Bert looked thoughtful. “As a general rule, yes.” He glanced toward the bar. Immediately his eyebrows rose. “Well,” he said, softly, “look who’s coming!”

It was the thin man whom Eddie had been watching. He walked up to their table and sat down, lazily. Then he smiled at Bert. “Well, hello,” he said, his voice soft, unctuous. “Haven’t seen you in a long time.”

“Hello,” Bert said, pursing his lips in a faint smile. “I haven’t been around here for a long time.” And then, “I’d like you to meet Eddie Felson. James Findlay.”

Eddie kept his face from showing anything. “Glad to meet you,” he said.

“And I you.” He set his camera on the table, and said, “I think I’ve heard about you, Mr. Felson. You play pocket billiards, don’t you?”

Eddie grinned. “That’s right,” he said. “Here and there. Do you?”

“A little.” He laughed. “Although I’m afraid I generally lose.”

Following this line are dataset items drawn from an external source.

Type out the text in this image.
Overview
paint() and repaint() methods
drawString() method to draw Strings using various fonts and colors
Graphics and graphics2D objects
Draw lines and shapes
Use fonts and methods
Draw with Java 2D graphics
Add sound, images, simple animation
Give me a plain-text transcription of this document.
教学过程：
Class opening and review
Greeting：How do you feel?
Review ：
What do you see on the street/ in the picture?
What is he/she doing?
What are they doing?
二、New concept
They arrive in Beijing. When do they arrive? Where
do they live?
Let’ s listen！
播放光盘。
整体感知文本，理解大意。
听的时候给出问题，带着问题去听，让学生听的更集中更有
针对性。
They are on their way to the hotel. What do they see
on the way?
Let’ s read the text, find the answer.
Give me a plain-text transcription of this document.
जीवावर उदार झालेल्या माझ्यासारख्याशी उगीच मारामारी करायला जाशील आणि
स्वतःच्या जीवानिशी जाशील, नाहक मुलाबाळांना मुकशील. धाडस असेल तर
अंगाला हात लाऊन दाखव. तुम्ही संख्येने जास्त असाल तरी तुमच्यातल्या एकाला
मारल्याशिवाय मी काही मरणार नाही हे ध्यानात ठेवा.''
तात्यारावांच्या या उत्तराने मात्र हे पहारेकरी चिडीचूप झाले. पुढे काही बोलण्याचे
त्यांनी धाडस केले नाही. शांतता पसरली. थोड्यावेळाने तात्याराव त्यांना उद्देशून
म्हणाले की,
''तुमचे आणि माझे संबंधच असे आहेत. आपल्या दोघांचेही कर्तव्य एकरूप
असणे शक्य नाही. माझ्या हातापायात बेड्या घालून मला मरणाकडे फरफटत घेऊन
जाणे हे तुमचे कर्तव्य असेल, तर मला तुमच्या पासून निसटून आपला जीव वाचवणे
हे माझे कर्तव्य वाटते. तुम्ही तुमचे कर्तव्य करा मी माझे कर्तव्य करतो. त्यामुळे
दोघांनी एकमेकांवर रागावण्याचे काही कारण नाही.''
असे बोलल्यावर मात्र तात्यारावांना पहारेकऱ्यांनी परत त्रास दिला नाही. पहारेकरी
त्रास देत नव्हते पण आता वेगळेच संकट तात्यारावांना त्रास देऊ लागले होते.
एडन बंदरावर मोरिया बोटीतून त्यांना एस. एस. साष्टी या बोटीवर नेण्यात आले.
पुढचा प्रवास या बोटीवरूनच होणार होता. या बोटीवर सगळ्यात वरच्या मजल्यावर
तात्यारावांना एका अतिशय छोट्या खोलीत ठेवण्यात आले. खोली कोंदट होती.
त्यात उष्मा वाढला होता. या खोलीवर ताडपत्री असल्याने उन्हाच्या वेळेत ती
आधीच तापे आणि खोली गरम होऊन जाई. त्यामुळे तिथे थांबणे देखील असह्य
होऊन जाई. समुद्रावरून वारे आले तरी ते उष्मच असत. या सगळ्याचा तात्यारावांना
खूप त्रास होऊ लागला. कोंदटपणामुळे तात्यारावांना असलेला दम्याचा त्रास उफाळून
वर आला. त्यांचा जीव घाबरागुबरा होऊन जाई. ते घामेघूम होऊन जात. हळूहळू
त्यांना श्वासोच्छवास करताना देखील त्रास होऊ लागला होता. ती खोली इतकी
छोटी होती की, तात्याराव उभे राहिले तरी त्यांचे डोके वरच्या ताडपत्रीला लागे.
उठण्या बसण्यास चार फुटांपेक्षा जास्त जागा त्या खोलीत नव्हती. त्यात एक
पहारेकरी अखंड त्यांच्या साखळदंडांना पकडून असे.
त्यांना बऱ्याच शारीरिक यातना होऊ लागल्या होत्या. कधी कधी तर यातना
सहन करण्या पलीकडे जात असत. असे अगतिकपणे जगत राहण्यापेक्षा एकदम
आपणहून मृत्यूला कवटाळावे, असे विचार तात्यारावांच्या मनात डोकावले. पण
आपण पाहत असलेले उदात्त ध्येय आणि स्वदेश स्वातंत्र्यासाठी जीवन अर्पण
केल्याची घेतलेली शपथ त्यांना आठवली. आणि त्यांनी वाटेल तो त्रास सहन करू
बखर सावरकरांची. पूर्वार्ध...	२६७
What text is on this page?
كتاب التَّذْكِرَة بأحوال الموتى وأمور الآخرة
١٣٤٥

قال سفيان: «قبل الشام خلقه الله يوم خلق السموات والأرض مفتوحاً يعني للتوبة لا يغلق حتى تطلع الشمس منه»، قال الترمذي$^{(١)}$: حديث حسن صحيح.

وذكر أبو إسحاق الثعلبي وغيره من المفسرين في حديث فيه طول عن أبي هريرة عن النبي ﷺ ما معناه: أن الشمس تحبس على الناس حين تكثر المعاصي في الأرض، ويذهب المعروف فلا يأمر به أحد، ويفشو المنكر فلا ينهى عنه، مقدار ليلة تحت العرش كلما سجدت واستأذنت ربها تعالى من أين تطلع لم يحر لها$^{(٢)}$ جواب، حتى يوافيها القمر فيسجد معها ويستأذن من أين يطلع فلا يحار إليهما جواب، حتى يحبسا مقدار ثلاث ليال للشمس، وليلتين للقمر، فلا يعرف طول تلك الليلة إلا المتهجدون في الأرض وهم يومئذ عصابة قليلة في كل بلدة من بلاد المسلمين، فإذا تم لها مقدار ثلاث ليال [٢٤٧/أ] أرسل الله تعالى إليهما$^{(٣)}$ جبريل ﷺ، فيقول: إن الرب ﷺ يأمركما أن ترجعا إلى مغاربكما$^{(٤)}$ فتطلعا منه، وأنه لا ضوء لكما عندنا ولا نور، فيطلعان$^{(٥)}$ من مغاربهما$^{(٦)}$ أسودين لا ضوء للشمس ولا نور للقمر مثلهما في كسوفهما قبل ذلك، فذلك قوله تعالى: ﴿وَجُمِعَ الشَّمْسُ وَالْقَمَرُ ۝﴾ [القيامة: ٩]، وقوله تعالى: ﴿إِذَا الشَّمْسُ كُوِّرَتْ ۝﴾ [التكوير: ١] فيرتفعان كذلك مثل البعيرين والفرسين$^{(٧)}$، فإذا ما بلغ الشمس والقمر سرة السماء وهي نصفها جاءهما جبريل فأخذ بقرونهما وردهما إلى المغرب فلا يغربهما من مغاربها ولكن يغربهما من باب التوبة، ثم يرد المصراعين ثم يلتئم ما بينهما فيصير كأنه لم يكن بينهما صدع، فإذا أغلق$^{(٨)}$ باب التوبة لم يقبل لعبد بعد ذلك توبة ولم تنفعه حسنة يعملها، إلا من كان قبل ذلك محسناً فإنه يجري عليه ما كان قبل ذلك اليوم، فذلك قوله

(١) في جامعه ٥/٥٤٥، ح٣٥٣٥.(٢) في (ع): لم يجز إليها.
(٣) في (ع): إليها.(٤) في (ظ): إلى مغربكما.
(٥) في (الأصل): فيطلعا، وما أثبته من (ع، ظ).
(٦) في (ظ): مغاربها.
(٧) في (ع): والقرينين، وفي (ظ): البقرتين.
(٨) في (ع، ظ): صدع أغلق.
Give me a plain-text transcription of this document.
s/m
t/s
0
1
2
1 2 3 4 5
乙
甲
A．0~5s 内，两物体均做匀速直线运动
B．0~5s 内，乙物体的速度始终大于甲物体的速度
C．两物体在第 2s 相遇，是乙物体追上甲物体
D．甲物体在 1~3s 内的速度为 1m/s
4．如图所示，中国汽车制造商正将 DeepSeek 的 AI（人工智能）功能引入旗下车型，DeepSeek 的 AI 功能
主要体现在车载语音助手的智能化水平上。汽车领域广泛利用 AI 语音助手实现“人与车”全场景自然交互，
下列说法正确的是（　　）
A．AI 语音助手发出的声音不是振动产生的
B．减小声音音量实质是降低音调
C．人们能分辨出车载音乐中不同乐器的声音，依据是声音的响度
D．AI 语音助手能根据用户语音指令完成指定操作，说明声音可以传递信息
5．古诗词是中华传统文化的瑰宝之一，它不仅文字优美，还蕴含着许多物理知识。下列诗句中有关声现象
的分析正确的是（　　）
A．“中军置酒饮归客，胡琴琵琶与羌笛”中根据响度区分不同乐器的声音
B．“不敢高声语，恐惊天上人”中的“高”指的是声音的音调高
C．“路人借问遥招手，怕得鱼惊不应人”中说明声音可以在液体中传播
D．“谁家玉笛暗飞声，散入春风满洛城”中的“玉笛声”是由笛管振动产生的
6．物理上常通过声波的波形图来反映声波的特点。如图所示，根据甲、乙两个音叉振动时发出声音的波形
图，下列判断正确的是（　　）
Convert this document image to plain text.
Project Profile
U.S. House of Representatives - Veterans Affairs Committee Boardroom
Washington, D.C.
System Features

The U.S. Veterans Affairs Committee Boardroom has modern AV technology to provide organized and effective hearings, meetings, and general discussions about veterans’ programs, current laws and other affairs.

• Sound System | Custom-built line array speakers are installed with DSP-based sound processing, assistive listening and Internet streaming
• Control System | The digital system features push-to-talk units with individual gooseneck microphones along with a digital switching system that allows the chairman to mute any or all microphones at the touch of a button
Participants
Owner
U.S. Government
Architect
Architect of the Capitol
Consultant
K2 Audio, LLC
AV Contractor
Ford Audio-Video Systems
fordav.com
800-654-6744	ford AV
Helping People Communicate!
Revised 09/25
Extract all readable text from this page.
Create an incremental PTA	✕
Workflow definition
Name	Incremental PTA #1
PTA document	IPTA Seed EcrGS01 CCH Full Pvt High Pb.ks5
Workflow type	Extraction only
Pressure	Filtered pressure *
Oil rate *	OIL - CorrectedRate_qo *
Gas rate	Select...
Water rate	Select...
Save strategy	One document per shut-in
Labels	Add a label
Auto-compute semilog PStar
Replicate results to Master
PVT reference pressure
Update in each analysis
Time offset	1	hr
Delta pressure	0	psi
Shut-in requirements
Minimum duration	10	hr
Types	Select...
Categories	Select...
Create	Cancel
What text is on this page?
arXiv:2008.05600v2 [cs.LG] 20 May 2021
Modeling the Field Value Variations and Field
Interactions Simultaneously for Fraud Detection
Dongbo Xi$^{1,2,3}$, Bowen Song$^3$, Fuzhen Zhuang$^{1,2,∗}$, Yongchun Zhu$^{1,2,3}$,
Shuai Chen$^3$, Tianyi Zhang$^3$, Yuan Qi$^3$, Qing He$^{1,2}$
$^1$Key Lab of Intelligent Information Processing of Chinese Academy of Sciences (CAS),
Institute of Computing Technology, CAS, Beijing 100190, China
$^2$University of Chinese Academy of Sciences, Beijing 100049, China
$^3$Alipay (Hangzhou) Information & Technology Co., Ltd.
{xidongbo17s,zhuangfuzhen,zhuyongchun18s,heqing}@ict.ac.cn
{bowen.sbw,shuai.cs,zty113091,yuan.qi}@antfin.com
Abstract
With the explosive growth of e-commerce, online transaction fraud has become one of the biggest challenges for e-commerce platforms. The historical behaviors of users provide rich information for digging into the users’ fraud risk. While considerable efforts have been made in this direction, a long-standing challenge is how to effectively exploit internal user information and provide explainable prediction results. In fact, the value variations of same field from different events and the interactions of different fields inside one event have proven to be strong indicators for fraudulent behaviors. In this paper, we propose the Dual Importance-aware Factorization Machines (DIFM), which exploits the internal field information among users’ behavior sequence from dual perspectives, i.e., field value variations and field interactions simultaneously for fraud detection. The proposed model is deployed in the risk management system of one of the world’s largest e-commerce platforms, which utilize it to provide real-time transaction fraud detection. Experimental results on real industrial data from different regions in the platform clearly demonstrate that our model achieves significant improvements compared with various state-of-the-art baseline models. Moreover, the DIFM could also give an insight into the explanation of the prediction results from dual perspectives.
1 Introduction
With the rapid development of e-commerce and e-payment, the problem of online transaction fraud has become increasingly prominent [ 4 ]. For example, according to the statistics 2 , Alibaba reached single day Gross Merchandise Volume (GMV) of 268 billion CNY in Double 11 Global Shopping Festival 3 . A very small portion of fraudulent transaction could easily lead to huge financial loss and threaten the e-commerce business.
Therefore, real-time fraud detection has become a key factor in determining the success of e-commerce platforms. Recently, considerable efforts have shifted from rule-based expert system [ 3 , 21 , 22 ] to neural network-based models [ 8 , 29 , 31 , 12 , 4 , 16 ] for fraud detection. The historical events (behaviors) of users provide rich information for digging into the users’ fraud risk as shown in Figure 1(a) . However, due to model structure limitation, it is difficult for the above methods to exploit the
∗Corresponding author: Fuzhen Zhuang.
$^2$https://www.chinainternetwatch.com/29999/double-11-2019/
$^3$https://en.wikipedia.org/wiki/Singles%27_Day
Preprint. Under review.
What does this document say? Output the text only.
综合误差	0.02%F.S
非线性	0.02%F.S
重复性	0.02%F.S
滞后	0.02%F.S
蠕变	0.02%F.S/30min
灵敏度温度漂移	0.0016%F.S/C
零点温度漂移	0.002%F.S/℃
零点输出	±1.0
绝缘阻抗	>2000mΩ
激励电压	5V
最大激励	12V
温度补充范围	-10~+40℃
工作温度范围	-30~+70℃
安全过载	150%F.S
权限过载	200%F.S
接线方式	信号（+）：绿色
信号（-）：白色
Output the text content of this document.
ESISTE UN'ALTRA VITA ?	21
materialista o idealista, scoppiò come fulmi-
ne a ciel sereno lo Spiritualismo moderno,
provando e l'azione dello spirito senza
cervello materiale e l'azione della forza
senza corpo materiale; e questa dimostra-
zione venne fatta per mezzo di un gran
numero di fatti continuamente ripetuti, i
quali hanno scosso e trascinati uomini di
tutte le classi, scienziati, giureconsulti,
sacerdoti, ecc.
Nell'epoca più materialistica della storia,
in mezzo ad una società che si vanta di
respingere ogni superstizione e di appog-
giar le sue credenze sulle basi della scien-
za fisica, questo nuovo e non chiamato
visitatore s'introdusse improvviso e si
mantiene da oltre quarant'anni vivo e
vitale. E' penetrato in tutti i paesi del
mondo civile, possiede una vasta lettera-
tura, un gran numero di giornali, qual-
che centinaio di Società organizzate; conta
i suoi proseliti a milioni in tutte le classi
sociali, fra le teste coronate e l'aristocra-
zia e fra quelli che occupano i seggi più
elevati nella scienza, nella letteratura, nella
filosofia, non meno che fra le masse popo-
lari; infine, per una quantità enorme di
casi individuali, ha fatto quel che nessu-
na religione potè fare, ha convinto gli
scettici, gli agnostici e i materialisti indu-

“So does Eddie,” Bert said.

“Oh, I win sometimes,” Eddie said, looking at Findlay. He noticed that the youthful look he had seen in the man’s face was like a mask, or like the face of a middle-aged woman who is wearing too much make-up, as if something were holding the skin taut, preventing it from collapse, or from decay.

There was something supercilious, smug, in Findlay’s voice, and in his almost blank, pale eyes. “I’ll bet you do, Mr. Felson. I’ll bet you do.”

Eddie remained grinning. “How much?”

Findlay’s eyebrows rose in mock astonishment. He turned to Bert. “Bert,” he said, “I believe Mr. Felson is making a… proposition.”

“That could be,” Bert said.

Findlay looked back at him and smiled, and for a moment Eddie was amused at the situation—for it was obvious that Findlay knew the purpose of this visit, that Bert and Eddie would not be talking with him if there was not a hustle being planned. Findlay was playing it all out, and it occurred to Eddie that the man was an instinctive phony, a ham. “Well, Mr. Felson,” he was saying, “maybe you would like to come out to my place some evening. We could play a few games of billiards.”